Medicare charges are settled by O.C.

Times Staff Writer

Orange County paid the federal government $7 million Thursday to settle allegations that its Health Care Agency overbilled Medicare by at least that amount in the 1990s.

“This was a mistake,” Board of Supervisors Chairman Chris Norby said of the false reimbursement claims that led to the settlement. “The mistake was rectified a long time ago, and we felt that we wanted to put it to bed.”

In a statement released by her office, Health Care Agency Director Julie Poulson agreed, saying that paying the settlement “is the right thing to do.”

The U.S. attorney’s office said the overbilling occurred between 1990 and 1999 when the health agency’s Behavioral Health Services Division was paid for psychiatric and evaluative interviews not performed by physicians or by clinical psychologists and licensed social workers under a physician’s supervision. Only interviews performed under those circumstances, government regulations say, are eligible for reimbursement.

The government also alleged that the county had improperly billed and was paid for dispensing self-administered methadone to drug-addicted patients, which is not covered by Medicare, and charged brief office visits to monitor drug prescriptions as more intensive visits requiring greater compensation.


“It’s not an insignificant amount of money,” said Thom Mrozek, a spokesman for the U.S. attorney’s office. “We settled it prior to any case being filed.”

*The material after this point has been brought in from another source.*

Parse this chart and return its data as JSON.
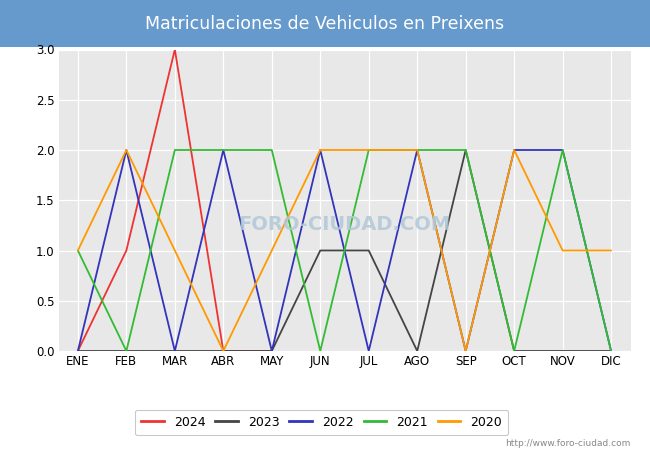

According to Norby, the errors were made by county employees who mistakenly billed according to the wrong set of standards. “It was an administrative error that ended up costing the federal government quite a lot of money,” he said.

The government had initially asked for $14 million, Norby said, but county negotiators eventually were able to cut it in half. Norby said he didn’t know how the errors were discovered or why negotiations took so long.

“It was pretty much an internal error,” he said. “The county didn’t really lose any money, since we got money we weren’t entitled to to begin with.”

According to the Health Care Agency’s statement, the problem was corrected in 2000 when the agency “fully redesigned its clinical documentation and billing processes to ensure that all services provided are properly documented and that billing is submitted in an accurate manner.”